Adaptif adalah bagaimana seseorang bisa belajar untuk menghadapi situasi dan masalah. Sedangkan mengenali diri sendiri, adalah bagaimana kita tahu apa yang bisa membantu kita untuk berpikir jernih sehingga masalah dapat diatasi.

"Sebenarnya cara saya menyelesaikan masalah ini seperti apa sih? Apa saya harus olahraga atau relaksasi biar bisa berpikir jernih? Atau mungkin bercerita dengan orang lain? Nah itu yang harus kita kenali dari diri kita masing-masing," kata Gina.

Kesempatan
Tak dapat dipungkiri bahwa stigma negatif di masyarakat terhadap pecandu atau mantan pecandu narkoba masih ada. Menurut dr Gina, stigma ini terus ada karena pola pikir masyarakat yang menganggap bahwa sekali menjadi pecandu, ia akan selalu menjadi seperti itu.

"Adiksi adalah sebuah penyakit otak yang sifatnya kronik sehingga ada resiko untuk mengalami kekambuhan di masa mendatang, walau sudah mendapatkan perlakuan untuk adiksinya. Dan inilah yang membuat masyarakat memiliki stigma itu," jelas dia.

Melalui stigma ini, masyarakat membuat label buruk bagi para mantan pecandu, yang kemudian menghilangkan kesempatannya untuk berpartisipasi di kehidupan masyarakat.

Padahal, lanjut Gina, semakin dia dibatasi kesempatannya untuk berkontribusi di masyarakat, dia akan semakin terisolir, semakin tidak ada aktivitas yang tidak bisa dia lakukan, dan pilihan-pilihannya pun juga semakin sedikit.

"Sehingga bagaimana kita mau melatih dia untuk menyelesaikan dan menghadapi masalah kalau dia sendiri tidak kita beri kesempatan?" ujarnya.

Selain dari masyarakat, dr. Wahyu Wulandari mengatakan bahwa keluarga memiliki peran yang sangat penting bagi proses pemulihan pengguna narkoba.

Wahyu lalu menceritakan bagaimana kepercayaan dari keluarga lah hal yang paling utama bagi mantan pecandu untuk tidak merasa tertekan maupun terkucilkan, serta terus semangat untuk melanjutkan hidup.

"Dia (mantan pecandu narkoba) sudah menjalankan rehabilitasi dengan baik, ini juga diimbangi dari keluarganya, harus bisa percaya.

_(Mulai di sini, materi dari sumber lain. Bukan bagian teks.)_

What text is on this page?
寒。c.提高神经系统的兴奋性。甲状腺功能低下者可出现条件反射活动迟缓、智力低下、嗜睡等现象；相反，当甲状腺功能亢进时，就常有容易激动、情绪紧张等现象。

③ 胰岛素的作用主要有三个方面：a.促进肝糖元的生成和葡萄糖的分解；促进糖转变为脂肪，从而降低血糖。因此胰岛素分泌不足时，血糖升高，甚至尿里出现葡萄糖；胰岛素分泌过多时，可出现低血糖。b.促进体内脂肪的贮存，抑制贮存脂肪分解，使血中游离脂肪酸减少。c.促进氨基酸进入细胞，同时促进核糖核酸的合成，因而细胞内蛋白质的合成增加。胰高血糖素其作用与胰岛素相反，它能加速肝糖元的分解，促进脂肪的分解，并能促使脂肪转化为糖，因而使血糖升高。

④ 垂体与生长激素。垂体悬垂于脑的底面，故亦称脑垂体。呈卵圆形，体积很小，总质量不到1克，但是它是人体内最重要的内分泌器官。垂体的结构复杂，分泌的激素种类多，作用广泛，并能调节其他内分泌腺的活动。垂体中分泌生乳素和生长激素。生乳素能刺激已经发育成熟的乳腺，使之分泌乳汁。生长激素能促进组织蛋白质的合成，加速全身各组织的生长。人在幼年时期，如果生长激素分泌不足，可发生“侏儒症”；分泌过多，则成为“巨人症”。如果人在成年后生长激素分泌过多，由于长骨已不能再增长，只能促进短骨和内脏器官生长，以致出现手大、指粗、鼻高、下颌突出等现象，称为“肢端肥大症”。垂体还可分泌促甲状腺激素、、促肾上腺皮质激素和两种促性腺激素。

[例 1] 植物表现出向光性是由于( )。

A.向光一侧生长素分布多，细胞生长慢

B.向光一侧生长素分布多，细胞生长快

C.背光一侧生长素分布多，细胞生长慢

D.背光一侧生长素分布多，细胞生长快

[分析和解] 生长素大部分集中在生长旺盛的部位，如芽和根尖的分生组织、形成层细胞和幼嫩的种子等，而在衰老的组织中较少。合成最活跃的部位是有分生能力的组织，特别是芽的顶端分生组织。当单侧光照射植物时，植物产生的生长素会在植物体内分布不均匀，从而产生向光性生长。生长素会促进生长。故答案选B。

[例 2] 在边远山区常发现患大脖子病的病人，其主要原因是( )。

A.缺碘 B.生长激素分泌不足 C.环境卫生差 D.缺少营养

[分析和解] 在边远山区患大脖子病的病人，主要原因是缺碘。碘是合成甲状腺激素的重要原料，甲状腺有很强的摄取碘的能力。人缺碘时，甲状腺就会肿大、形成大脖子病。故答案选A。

Jangan sampai ia berpikir buat apa udah menjalankan rehab dengan baik kok malah tidak dipercaya," ujarnya.

Dengan dirangkul dan diberikannya rasa percaya kepada para mantan pengguna ini, ia berharap mereka dapat menjadi produktif, bersosialisasi dengan masyarakat sekitarnya, dan mampu memulai hidup baru yang lebih baik.

Dan tentu saja, agaknya semua bersepakat bahwa dengan memberikan kesempatan, para mantan pecandu ini bisa berada di utopia nyata yang selama ini impikan dan dambakan.